Your hopes and future challenges?

Creating AIs capable of modeling different scales of biology (from DNA to proteins, to tissue, to organs, to patients) is a major challenge. This challenge is obviously scientific in naturel; but it’s also a human challenge due to the collaboration between different scientific disciplines, and a pragmatic challenge in terms of resources: compute, data, etc.
I’m also extremely impatient to see a world where tech is more inclusive of historically marginalized groups. Not only because this is the kind of world I want to live and work in, but also more prosaically because it’s the best setting for scientific progress and discoveries.

What do you do when you don’t work?

I play (a lot of) video games, I weightlift, and do parkour.

I play (a lot of) video games, I weightlift, and do parkour.

Fictional: Princess Zelda! Especially in Ocarina of Time.

Non fictional: Emmy Noether. Not only for her extraordinary scientific career as a jewish woman during the 20th century, but also for Noether’s theorem, a beautiful law about invariants in physical systems. Louise Michel and Roxane Gay are two other of my heroes.

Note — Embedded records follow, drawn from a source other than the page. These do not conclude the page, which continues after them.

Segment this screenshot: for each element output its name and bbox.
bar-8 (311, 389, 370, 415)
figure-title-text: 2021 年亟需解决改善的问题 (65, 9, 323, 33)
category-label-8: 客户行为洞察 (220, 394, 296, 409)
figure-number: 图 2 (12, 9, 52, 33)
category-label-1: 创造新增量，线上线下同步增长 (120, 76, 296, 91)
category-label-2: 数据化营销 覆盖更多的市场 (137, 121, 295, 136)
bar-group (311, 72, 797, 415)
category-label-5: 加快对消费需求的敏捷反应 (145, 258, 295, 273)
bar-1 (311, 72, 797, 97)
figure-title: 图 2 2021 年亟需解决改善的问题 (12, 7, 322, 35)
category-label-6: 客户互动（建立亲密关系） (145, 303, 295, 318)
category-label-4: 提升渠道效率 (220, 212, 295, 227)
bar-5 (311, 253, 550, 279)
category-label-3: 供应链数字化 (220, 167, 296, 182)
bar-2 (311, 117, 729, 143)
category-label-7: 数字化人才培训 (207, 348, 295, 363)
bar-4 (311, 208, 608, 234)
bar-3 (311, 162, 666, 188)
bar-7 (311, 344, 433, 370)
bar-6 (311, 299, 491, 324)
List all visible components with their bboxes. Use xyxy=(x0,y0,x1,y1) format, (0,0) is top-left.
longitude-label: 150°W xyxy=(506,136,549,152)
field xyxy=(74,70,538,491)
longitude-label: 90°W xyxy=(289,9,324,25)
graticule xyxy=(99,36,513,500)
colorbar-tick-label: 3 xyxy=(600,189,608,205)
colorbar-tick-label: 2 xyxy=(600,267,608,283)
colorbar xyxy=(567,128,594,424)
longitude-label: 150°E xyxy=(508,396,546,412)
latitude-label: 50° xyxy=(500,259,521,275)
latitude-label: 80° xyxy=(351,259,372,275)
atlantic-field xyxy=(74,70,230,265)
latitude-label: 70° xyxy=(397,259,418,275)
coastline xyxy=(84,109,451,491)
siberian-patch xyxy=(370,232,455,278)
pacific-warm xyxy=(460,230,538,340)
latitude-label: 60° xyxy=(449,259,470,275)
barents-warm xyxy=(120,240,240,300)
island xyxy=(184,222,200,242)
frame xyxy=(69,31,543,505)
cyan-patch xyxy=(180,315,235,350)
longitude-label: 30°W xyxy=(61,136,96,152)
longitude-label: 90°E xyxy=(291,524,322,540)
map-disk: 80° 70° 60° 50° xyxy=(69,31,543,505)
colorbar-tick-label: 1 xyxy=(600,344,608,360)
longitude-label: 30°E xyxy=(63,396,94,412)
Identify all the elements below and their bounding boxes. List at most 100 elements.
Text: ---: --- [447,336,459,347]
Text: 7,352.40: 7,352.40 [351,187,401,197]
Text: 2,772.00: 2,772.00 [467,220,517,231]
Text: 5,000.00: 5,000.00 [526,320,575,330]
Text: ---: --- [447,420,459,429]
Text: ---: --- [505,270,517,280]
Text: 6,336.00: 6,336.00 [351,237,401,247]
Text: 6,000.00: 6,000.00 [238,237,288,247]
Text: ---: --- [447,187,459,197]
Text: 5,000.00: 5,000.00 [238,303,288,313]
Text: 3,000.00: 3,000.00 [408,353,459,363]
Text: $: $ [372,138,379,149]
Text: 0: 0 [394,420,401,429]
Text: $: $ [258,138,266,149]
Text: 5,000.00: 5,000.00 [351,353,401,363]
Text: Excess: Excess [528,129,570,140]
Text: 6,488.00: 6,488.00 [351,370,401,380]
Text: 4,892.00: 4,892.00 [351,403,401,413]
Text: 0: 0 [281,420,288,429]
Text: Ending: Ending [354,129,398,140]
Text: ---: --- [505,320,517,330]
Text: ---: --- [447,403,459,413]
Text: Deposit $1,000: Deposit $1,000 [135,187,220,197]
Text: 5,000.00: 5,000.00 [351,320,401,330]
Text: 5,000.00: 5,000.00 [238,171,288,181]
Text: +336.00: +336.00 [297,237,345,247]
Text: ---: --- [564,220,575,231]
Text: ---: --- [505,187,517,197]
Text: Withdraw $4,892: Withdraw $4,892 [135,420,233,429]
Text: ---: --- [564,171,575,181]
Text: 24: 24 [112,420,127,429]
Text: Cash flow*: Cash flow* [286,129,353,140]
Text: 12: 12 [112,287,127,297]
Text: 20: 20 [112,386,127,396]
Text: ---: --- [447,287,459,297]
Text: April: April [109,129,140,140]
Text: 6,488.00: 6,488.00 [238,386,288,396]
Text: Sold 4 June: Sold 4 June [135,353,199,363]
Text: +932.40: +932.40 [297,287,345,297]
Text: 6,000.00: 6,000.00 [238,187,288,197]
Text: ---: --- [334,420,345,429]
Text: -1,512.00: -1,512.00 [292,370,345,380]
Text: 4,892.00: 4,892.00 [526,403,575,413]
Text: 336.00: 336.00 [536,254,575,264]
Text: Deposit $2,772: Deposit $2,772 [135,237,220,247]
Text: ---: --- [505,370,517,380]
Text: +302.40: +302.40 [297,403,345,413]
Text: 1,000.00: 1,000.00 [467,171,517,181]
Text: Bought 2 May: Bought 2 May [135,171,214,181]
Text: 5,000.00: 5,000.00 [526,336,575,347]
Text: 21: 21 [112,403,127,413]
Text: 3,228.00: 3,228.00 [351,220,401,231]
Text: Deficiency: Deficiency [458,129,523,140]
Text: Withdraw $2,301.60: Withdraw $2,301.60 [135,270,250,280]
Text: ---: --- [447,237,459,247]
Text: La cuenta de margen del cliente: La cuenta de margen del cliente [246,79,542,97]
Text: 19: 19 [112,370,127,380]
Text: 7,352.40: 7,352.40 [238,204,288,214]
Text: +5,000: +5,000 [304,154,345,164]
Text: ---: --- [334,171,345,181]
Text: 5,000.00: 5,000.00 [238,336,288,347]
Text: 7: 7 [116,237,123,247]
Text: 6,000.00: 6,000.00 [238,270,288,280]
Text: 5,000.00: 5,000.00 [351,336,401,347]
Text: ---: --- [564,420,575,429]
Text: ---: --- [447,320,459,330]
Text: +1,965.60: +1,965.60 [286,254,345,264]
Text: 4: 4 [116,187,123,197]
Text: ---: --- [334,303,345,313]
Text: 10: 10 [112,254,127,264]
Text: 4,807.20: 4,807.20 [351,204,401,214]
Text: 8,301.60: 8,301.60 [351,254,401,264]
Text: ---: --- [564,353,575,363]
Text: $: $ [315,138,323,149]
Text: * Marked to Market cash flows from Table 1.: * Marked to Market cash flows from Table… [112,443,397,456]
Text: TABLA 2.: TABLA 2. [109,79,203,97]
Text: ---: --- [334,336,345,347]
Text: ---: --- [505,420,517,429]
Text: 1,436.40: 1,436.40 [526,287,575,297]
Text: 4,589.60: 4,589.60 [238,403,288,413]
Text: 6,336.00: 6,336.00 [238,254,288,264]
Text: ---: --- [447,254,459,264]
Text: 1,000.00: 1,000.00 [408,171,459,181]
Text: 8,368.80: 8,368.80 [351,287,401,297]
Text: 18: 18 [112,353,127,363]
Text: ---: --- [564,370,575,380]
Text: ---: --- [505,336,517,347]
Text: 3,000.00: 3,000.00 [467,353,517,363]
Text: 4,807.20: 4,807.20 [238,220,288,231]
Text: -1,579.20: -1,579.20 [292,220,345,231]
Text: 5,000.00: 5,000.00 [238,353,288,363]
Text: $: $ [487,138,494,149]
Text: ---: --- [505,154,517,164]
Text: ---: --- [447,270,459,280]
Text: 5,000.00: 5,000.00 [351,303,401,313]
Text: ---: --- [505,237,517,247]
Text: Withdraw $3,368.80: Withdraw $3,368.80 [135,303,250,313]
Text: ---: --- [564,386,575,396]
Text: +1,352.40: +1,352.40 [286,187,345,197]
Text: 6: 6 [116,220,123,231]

A saying or proverb you like in particular?

“Actions speak louder than words”

A book to take with you on a desert island?

The Lord of the Rings.

A message to young female professionals?

Don’t hesitate to reach out to people further along in their career for advice or mentorship! I’ve had mentors who helped me professionally (salary negotiation, job applications) and academically (scientific networking, attending conferences, etc.). I’m eager to return the favor to the next generation, and so are many others.